In this study we showed that proteinuria was independently predictive of CA-AKI in patients undergoing a PCI. Our results were supported by a previous study, which reported an incremental value in the proteinuria for predicting CA-AKI after cardiac catheterization14. While proteinuria is thought to be a manifestation of glomerular damage, recent experimental data has shown that albumin, which accounts for most of the urinary protein content, upregulates the expression of pro-inflammatory and profibrotic mediators in cultured renal tubular cells20. These results suggest that ultrafiltered albumin secreted from renal tubular cells damages the renal function via complement activation or an inflammatory process leading to interstitial fibrosis and tubular damage. Patients with proteinuria may have an impaired physiological adaptability and be less tolerant of renal hemodynamic changes and nephrotoxic injuries such as from contrast media.

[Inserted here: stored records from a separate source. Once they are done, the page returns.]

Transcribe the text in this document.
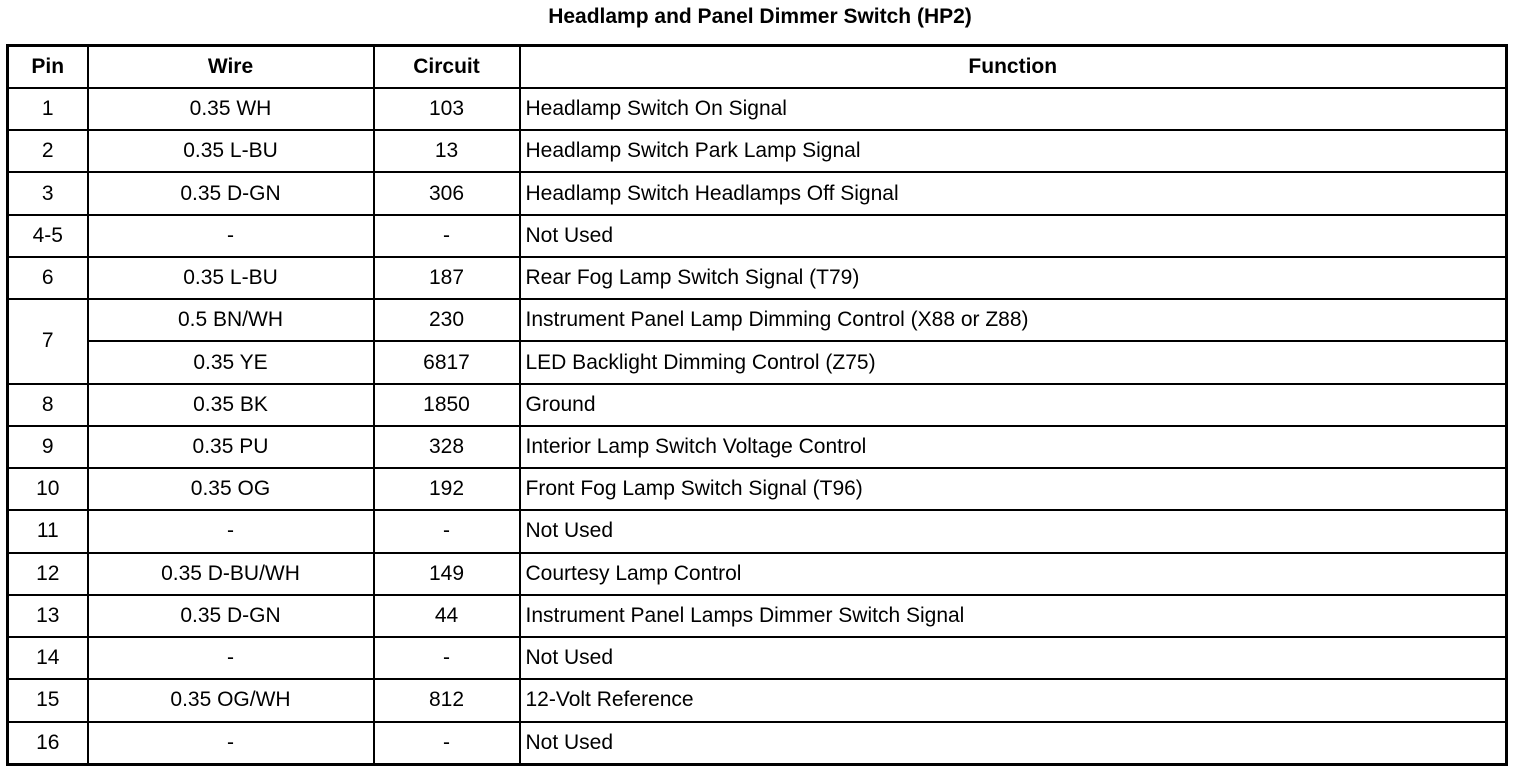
Headlamp and Panel Dimmer Switch (HP2)
Pin	Wire	Circuit	Function
1	0.35 WH	103	Headlamp Switch On Signal
2	0.35 L-BU	13	Headlamp Switch Park Lamp Signal
3	0.35 D-GN	306	Headlamp Switch Headlamps Off Signal
4-5	-	-	Not Used
6	0.35 L-BU	187	Rear Fog Lamp Switch Signal (T79)
7	0.5 BN/WH	230	Instrument Panel Lamp Dimming Control (X88 or Z88)
	0.35 YE	6817	LED Backlight Dimming Control (Z75)
8	0.35 BK	1850	Ground
9	0.35 PU	328	Interior Lamp Switch Voltage Control
10	0.35 OG	192	Front Fog Lamp Switch Signal (T96)
11	-	-	Not Used
12	0.35 D-BU/WH	149	Courtesy Lamp Control
13	0.35 D-GN	44	Instrument Panel Lamps Dimmer Switch Signal
14	-	-	Not Used
15	0.35 OG/WH	812	12-Volt Reference
16	-	-	Not Used
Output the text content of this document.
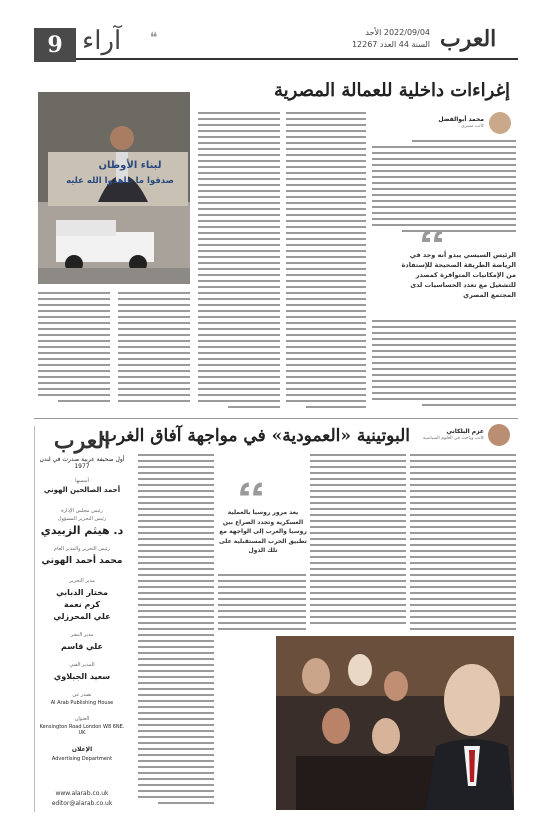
9 آراء ❝	2022/09/04 الأحد
السنة 44 العدد 12267 العرب
إغراءات داخلية للعمالة المصرية
محمد أبوالفضل
كاتب مصري
لبناء الأوطان
صدقوا ما عاهدوا الله عليه
الرئيس السيسي يبدو أنه وجد في الرياضة الطريقة الصحيحة للإستفادة من الإمكانيات المتوافرة كمصدر للتشغيل مع تعدد الحساسيات لدى المجتمع المصري
البوتينية «العمودية» في مواجهة آفاق الغرب	عزم البلكاني
كاتب وباحث في العلوم السياسية
يعد مرور روسيا بالعملية العسكرية وتجدد الصراع بين روسيا والغرب إلى الواجهة مع تطبيق الحرب المستقبلية على تلك الدول
العرب
أول صحيفة عربية صدرت في لندن 1977
أسسها
أحمد الصالحين الهوني
رئيس مجلس الإدارة
رئيس التحرير المسؤول
د. هيثم الزبيدي
رئيس التحرير والمدير العام
محمد أحمد الهوني
مدير التحرير
مختار الدبابي
كرم نعمة
علي المحرزلي
مدير النشر
علي قاسم
المدير الفني
سعيد الجبلاوي
تصدر عن
Al Arab Publishing House
العنوان
Kensington Road London W8 6NE. UK
الإعلان
Advertising Department
www.alarab.co.uk
editor@alarab.co.uk
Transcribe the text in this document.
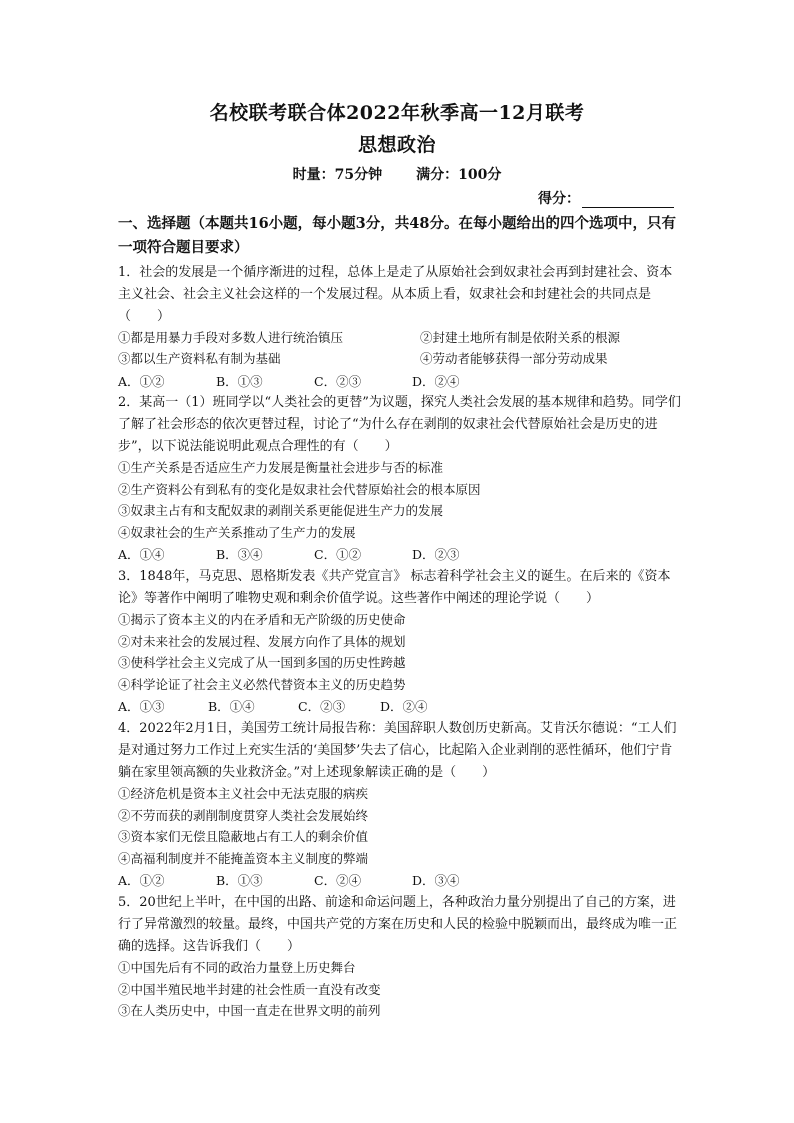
名校联考联合体2022年秋季高一12月联考
思想政治
时量：75分钟 满分：100分
得分：
一、选择题（本题共16小题，每小题3分，共48分。在每小题给出的四个选项中，只有一项符合题目要求）
1．社会的发展是一个循序渐进的过程，总体上是走了从原始社会到奴隶社会再到封建社会、资本主义社会、社会主义社会这样的一个发展过程。从本质上看，奴隶社会和封建社会的共同点是（　　）
①都是用暴力手段对多数人进行统治镇压	②封建土地所有制是依附关系的根源
③都以生产资料私有制为基础	④劳动者能够获得一部分劳动成果
A．①②	B．①③	C．②③	D．②④
2．某高一（1）班同学以“人类社会的更替”为议题，探究人类社会发展的基本规律和趋势。同学们了解了社会形态的依次更替过程，讨论了“为什么存在剥削的奴隶社会代替原始社会是历史的进步”，以下说法能说明此观点合理性的有（　　）
①生产关系是否适应生产力发展是衡量社会进步与否的标准
②生产资料公有到私有的变化是奴隶社会代替原始社会的根本原因
③奴隶主占有和支配奴隶的剥削关系更能促进生产力的发展
④奴隶社会的生产关系推动了生产力的发展
A．①④	B．③④	C．①②	D．②③
3．1848年，马克思、恩格斯发表《共产党宣言》 标志着科学社会主义的诞生。在后来的《资本论》等著作中阐明了唯物史观和剩余价值学说。这些著作中阐述的理论学说（　　）
①揭示了资本主义的内在矛盾和无产阶级的历史使命
②对未来社会的发展过程、发展方向作了具体的规划
③使科学社会主义完成了从一国到多国的历史性跨越
④科学论证了社会主义必然代替资本主义的历史趋势
A．①③	B．①④	C．②③	D．②④
4．2022年2月1日，美国劳工统计局报告称：美国辞职人数创历史新高。艾肯沃尔德说：“工人们是对通过努力工作过上充实生活的‘美国梦’失去了信心，比起陷入企业剥削的恶性循环，他们宁肯躺在家里领高额的失业救济金。”对上述现象解读正确的是（　　）
①经济危机是资本主义社会中无法克服的病疾
②不劳而获的剥削制度贯穿人类社会发展始终
③资本家们无偿且隐蔽地占有工人的剩余价值
④高福利制度并不能掩盖资本主义制度的弊端
A．①②	B．①③	C．②④	D．③④
5．20世纪上半叶，在中国的出路、前途和命运问题上，各种政治力量分别提出了自己的方案，进行了异常激烈的较量。最终，中国共产党的方案在历史和人民的检验中脱颖而出，最终成为唯一正确的选择。这告诉我们（　　）
①中国先后有不同的政治力量登上历史舞台
②中国半殖民地半封建的社会性质一直没有改变
③在人类历史中，中国一直走在世界文明的前列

This was a retrospective and single-center study that excluded patients undergoing emergency cardiac surgery and patients who died within 2 days after the procedure. Such patients may have a high prevalence of renal dysfunction or various comorbidities. Thus, we likely underestimated the incidence of CA-AKI. However, the number of patients excluded for any reason was 27 out of 1,281. Secondly, we evaluated our model using an internal validation dataset. Thirdly, we determined the severity of the proteinuria using the dipstick method because it allows for an easy and rapid diagnosis. The dipstick method, however, evaluates gross albuminemia (urinary albumin excretion > 300 mg/day) rather than microalbuminuria (30–300 mg/day). In a future study, we need to test the effect of microalbuminemia in assessing the risk of CA-AKI. In addition, the dipstick test can give false negative results21.